CHRIS THURMAN: Breath of fresh air in a noisy city

Dweba is open, whether you come to view the art, meet over a coffee or work in a creative space

Palesa Segomotso Motsumi, co-curator of ‘And Just Like That’. Picture: SUPPLIED
Palesa Segomotso Motsumi, co-curator of ‘And Just Like That’. Picture: SUPPLIED

It’s a hot, frantic day in the Cape Town city bowl as I make my way to 167 Longmarket Street, the new home of Dweba Art and Café. A jackhammer smashes into concrete somewhere nearby. Car drivers bicker over parking spaces.

As soon as I step inside, however, all of that sense data disappears — replaced by the smell of coffee and the sounds of gentle conversation on the far side of the room. It is light and cool. A breath of fresh air in more ways than one.

I’m greeted by Palesa Segomotso Motsumi, co-curator of “And Just Like That”, a group exhibition that will officially be launched to coincide with the Investec Cape Town Art Fair in three weeks’ time. But Dweba is open for business and ready to receive visitors, whether they come to view the art, grab a meal, meet over a coffee or work in a creative space.
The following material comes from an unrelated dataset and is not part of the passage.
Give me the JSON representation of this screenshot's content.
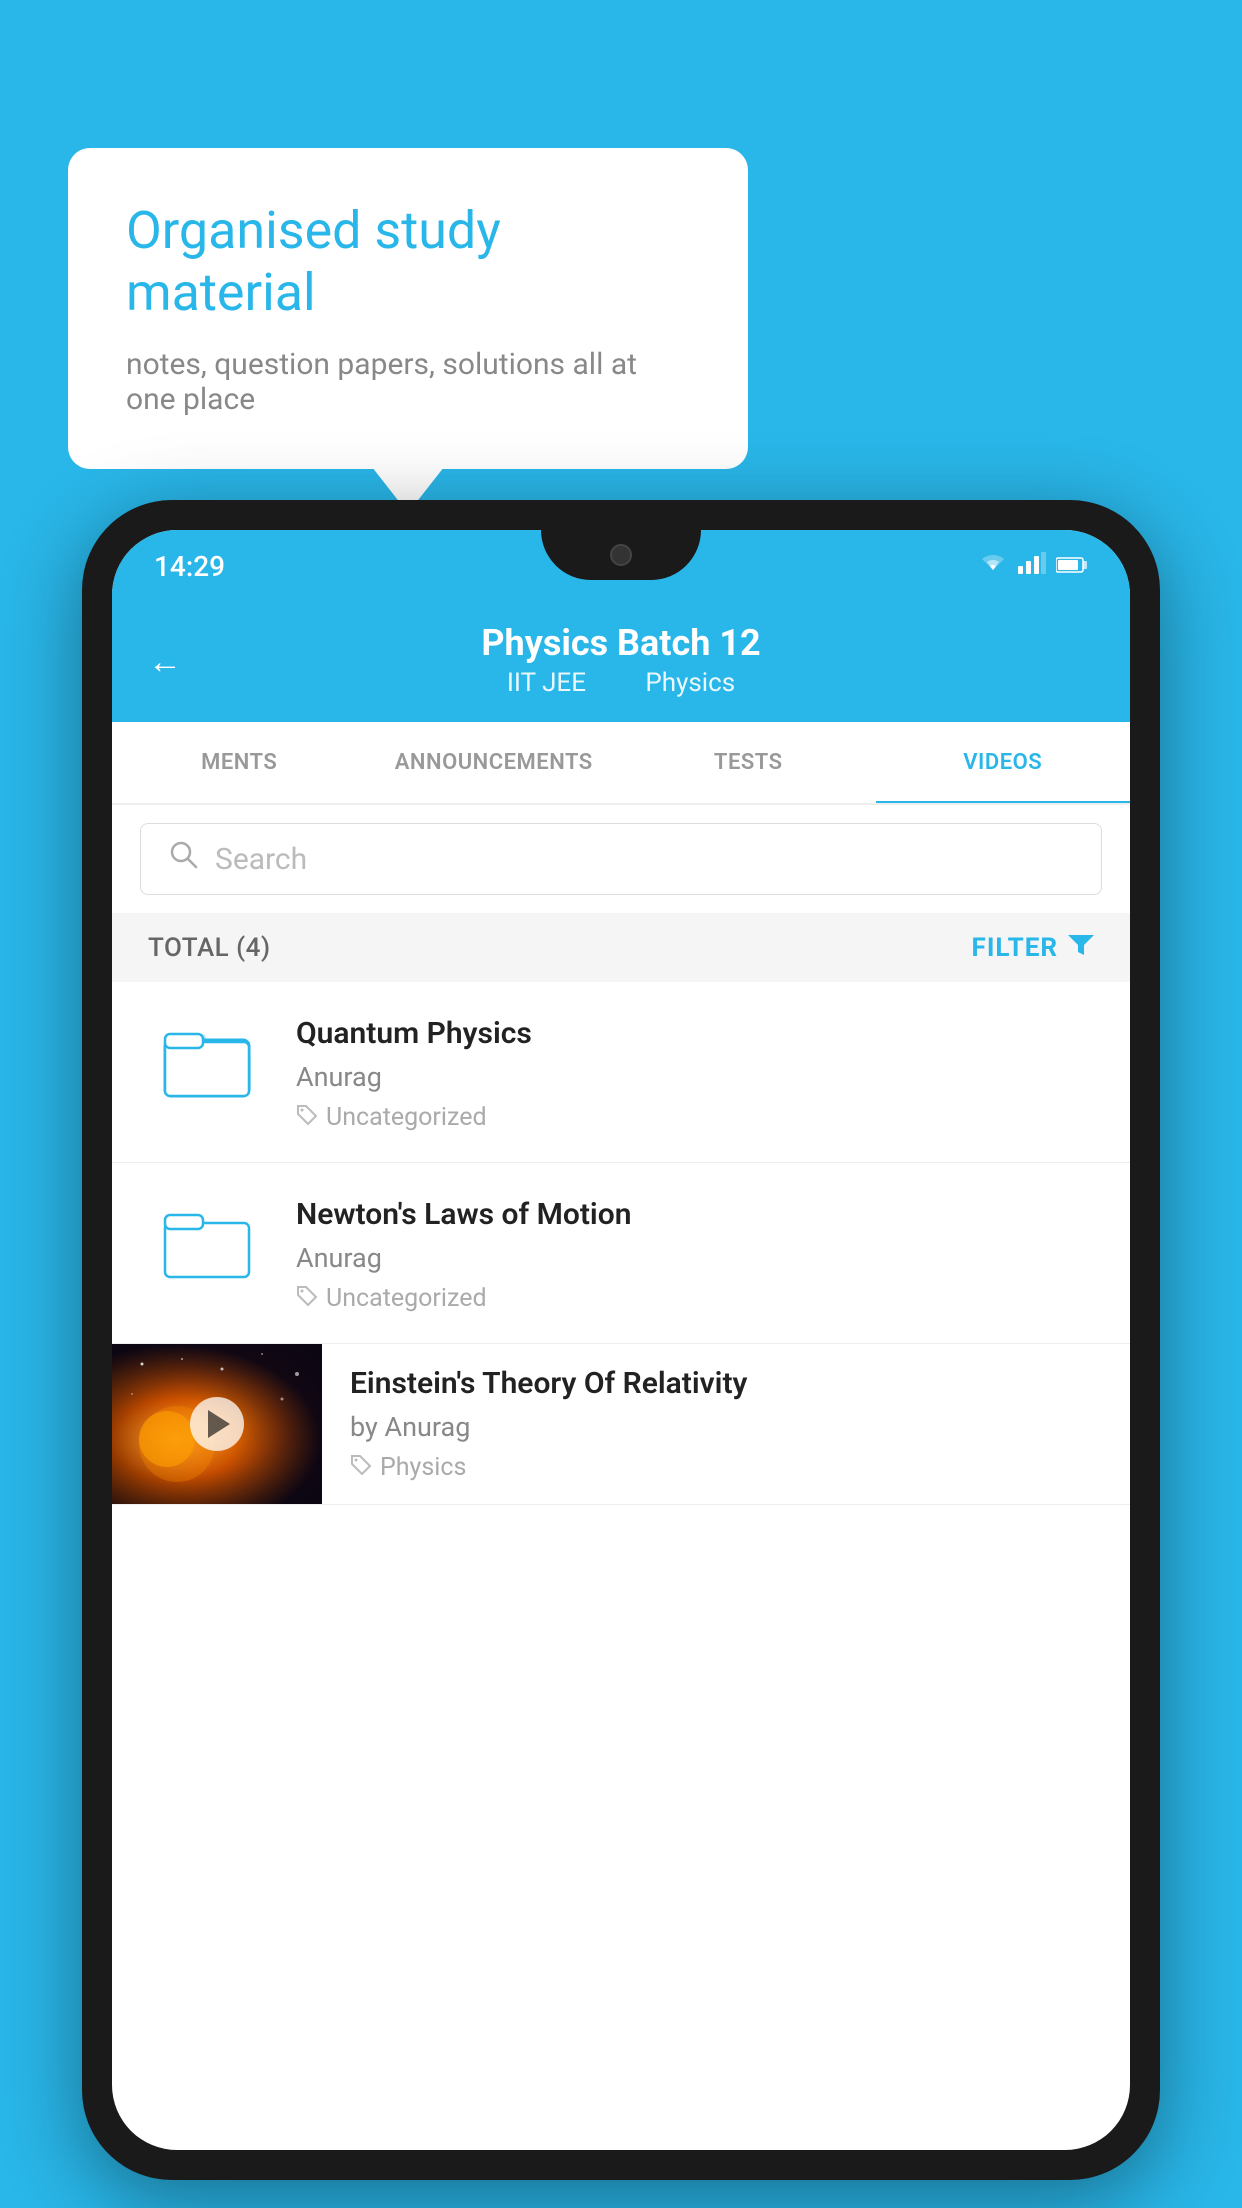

Motsumi has been around the block of the local arts scene — as a writer, project manager and social entrepreneur through her creative consultancy Sematsatsa Library — but the opportunity to work with art dealer and Dweba founder Thobile Ndarana presents a new departure. Ndarana, for her part, brings diverse perspectives on the sector, from corporate and small business experience to a stint at the Zeitz Museum of Contemporary African Art.

As the three of us walk through the exhibition, we talk about the complementary roles played by different components of the arts ecosystem in SA: museums and “public” institutions (most of which are privately funded), large and established commercial galleries, and new but ambitious start-ups like Dweba — the isiZulu word for “draw” but also Ndarana’s father’s clan name.

Her vision for the gallery is suggested by the range of artists on show. The anchor works include two photographs by Ruth Motau taken more than 20 years ago, one of which supplies the exhibition with its title: “And Just Like That”, a group of men collecting rubbish become a choral group, caught in poses as if dancing with the metal bins they are holding. It is an assertion of creativity unconstrained by socioeconomic inequality.

Another prominent name is that of the late Samson Mnisi, whose abstract compositions include a work that the artist left incomplete when he died in 2022. This lends poignance to the emotional intensity of studying Mnisi’s paintings.

Mnisi was a mentor to Funeka Shuping, also an abstractionist, whose smaller-scale works are widely on display at Dweba. Shuping, like a number of others in the exhibition, is not exactly “young” or “inexperienced” but would probably be described in art scene terms as an “emerging artist”. This is not a phrase that Motsumi likes using because, she notes, it tends to gloss over the ways in which many artists can be held back — or hold themselves back — from receiving proper recognition in the visual arts sector. In turn, Ndarana hopes to make Dweba a space where these artists can benefit from the boost (the “authorisation”) that comes with participation in formal gallery exhibitions.

There is thus a balance between paying tribute to pioneers such as Mnisi and Motau, and promoting those who are following in their footsteps. In this exhibition, Ndarana and Motsumi are forging an intergenerational community, taking their cue from black feminist icon bell hooks and “reigniting the power of collective joy in a world full of losses and wins”.

If the works displayed are a celebration of the humanity of both the artists and their subjects — for there is a keen human empathy even in the abstract works — then another theme that emerges from “And Just Like That” is the relationship between the human and the animal, particularly as represented by Cheryl Traub Adler’s ape-like figures.

Beyond the current exhibition, Dweba’s plans include starting a residency that will allow collectors to engage with artists creating work on site. While the gallery’s central location makes it likely to draw some foot traffic, Ndarana and Motsumi are keenly aware of the market constituted by international buyers who are visiting Cape Town — and of passing this touristic benefit on to artists in their networks in Johannesburg, Bloemfontein and Durban.

• “And Just Like That” runs from February 20 to April 21.